"And then he buggered off, right?"

"Oldest trick in the book."

"You are a cynic, aren't you?" Adrian commented. "Fabia's coming back."

By the time we'd started into the second bucket he'd brought, his frowning glances up toward the house had grown more frequent and his voice held none of its former confidence. "She is coming back."

"Of course she is. Could you hold your end up properly, please? You're spilling all the soil."

"Sorry. I'd really forgotten how much I disliked . .. hang on, what was that?" He stopped shaking, peering closely at the sieve.

"What was what?"

"Blast, it's gone under again. I shook too hard. A piece about this big," he identified the mystery object, making a circle with thumb and forefinger, "a sort of triangle. I think it's down near you, now."

Ft took me a moment to find it. Frowning, I held the hard flat lump with careful fingers and gingerly brushed away most of the clinging dirt. It was a small potsherd with still-sharp edges and the worn remnants of a fine glaze. On any other site, I would have been excited by such a find. But now, as I stared down at it, I felt the pricking of irrational anger.

Adrian held out his hand. "Can I have a look?"

In stony-faced silence I passed him the sherd and watched him weigh it in the palm of his hand. Head bent, he lowered his eyebrows in the frown of concentration that I still found more attractive than his smile. "It's Samian ware, isn't it?"

"It certainly appears to be."

"But that's encouraging, surely? I mean, one expects to find Samian ware on a Roman site."
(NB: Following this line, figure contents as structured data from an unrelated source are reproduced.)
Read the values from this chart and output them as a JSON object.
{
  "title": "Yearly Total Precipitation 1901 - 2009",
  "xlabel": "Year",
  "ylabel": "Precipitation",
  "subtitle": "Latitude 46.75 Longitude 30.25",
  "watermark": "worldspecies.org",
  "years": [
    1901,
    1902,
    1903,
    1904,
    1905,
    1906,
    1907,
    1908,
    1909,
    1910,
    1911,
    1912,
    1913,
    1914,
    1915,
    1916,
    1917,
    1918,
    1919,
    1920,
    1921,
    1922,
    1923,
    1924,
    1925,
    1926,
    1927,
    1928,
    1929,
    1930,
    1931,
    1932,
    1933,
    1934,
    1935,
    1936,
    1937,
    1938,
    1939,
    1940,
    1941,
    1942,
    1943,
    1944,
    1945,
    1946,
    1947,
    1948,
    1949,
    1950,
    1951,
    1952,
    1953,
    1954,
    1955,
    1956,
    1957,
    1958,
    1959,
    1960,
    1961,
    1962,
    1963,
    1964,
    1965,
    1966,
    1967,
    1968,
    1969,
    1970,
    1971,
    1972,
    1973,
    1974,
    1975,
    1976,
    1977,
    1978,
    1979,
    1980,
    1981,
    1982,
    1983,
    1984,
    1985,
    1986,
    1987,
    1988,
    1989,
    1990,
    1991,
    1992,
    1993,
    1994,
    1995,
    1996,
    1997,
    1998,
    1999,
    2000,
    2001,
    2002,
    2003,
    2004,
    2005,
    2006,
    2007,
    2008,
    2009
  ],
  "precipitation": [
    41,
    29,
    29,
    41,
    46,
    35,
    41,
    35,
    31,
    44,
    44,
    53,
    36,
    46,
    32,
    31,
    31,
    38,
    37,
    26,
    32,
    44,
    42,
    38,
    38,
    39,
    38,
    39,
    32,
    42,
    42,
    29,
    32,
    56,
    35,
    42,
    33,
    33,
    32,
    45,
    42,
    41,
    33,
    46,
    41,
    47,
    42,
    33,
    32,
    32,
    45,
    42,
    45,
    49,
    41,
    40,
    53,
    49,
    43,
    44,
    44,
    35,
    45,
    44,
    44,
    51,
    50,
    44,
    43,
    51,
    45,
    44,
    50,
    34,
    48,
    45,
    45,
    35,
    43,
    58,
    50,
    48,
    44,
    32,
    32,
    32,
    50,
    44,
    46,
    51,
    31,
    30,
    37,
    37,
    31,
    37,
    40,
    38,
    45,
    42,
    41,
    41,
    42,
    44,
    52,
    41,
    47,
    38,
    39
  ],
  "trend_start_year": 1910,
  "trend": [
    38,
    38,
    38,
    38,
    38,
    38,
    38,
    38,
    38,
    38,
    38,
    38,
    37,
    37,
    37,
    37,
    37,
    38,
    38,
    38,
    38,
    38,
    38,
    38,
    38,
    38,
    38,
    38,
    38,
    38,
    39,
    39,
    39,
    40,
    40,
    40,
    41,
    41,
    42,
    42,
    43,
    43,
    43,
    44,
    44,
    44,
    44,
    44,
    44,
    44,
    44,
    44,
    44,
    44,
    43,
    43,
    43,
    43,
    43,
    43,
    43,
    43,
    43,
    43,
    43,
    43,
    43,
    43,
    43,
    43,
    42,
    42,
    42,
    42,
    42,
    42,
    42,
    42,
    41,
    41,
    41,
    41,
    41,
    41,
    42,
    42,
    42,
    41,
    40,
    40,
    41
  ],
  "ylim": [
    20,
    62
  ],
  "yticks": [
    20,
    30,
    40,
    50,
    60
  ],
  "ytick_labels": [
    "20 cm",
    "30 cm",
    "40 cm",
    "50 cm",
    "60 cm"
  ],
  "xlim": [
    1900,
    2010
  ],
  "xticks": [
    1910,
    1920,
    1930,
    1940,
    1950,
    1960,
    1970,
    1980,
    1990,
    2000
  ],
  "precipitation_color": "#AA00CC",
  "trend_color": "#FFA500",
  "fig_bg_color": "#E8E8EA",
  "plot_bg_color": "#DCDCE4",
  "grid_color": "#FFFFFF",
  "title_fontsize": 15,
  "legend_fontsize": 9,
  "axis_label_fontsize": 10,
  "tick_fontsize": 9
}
"Yes. How clever of you to remember."

He glanced up. "What?"

"Were you planning," I asked him coldly, "to fake the whole of this excavation?"

"Verity..."

"Just so I know."

"Verity..."

"Mind you, it's not a perfect plant. Samian ware might have been scattered throughout Roman Britain, but I'd think it more common to villas and forts than to marching camps."

"Verity, I swear." He raised his right hand in defense. "This is not my doing."

"Please. Fabia may have the brains, but she doesn't have your access to artifacts. Where'd you nick this from?"

He sighed, and sent me a look that mingled exasperation and amusement. "What makes you so bloody sure it's not a genuine find?"

"Oh, don't play the innocent. You know as well as I do that there's nothing here to find."

Quinnell, I thought later, could not have had a better cue.

I'd barely finished my sentence when his shout of delight went rolling up the green hill like a thunderclap. Forgetting Adrian, I turned toward the sound. Robbie and Kip had returned to crouch near the far edge of the deepening trench, and I saw Robbie lean forward excitedly, pointing.

"Good God," said Adrian. He set the potsherd back on its bed of dirt and let go his end of the sieve, forcing me to shift my grip or drop the thing altogether. "They've found something.''

"Damn it, Adrian," I began, staggering beneath the weight of the framed square of screening, but he was already gone, hurrying over the grass to investigate. With a muttered curse I lowered the sieve to the ground and creaked upright again, massaging my strained back muscles as I rounded the edge of the trench.

The collie met me halfway, feathered tail waving a welcome. "Careful, Kip," I warned as he bumped against my legs, but the dog just drew its lips back in a grin and danced a few steps further on, urging me to follow.

Quinnell looked up, beaming. "We've found the ditch," he announced. "Right where we expected it to be." Adrian was plainly stunned. "Right where we expected it..."

"Yes." Quinnell beckoned me closer. "Just there, do you see? I'm afraid the rampart itself has been levelled at some point, there's nothing left of it at all, but you can clearly trace its edge against the dark fill of the ditch."

I looked, enthralled. They'd done an expert job of excavating, arid the line where ditch and rampart had once met stood out quite clearly, running crosswise at the bottom of the trench.

The Romans had dug ditches all the way around their marching camps, great ditches nine feet wide and seven feet deep, piling the earth and turf to one side to create a soaring rampart. It must have looked a daunting obstacle, to any barbarians trying to attack the Roman camp.

And now nothing was left but a line in the soil.

Wally Tyler hoisted himself out of the trench, and David's eyes tipped up to scan the waving rim of grass. "Wally, would you hand me down that brush, there?"

"Aye." The old man complied, nearly tripping over his grandson in the process. "A body canna move with ye aboot," he complained. He gave the boy a nudge with one foot. "Shift yerself forrit a wee bit."

Robbie obligingly shifted himself forward, careful not to get too close to the edge of the trench. Someone had obviously explained to him how important it was not to collapse the trench wall and lose all the information contained in its various strata. Leaning over cautiously, he watched the work below him. "Davy ..."

"Aye, lad?"

"How could that"—he pointed one shoe at the eroded rampart—"keep anybody out?"

David smiled. "Well, it used to be much bigger, lad. Like a hill, ken—nearly ten feet tall. And on top the Romans built a wall of wooden poles, to make it taller. And all this," he added, waving his trowel over the darker area, "this was a ditch then, like the moats you see around castles."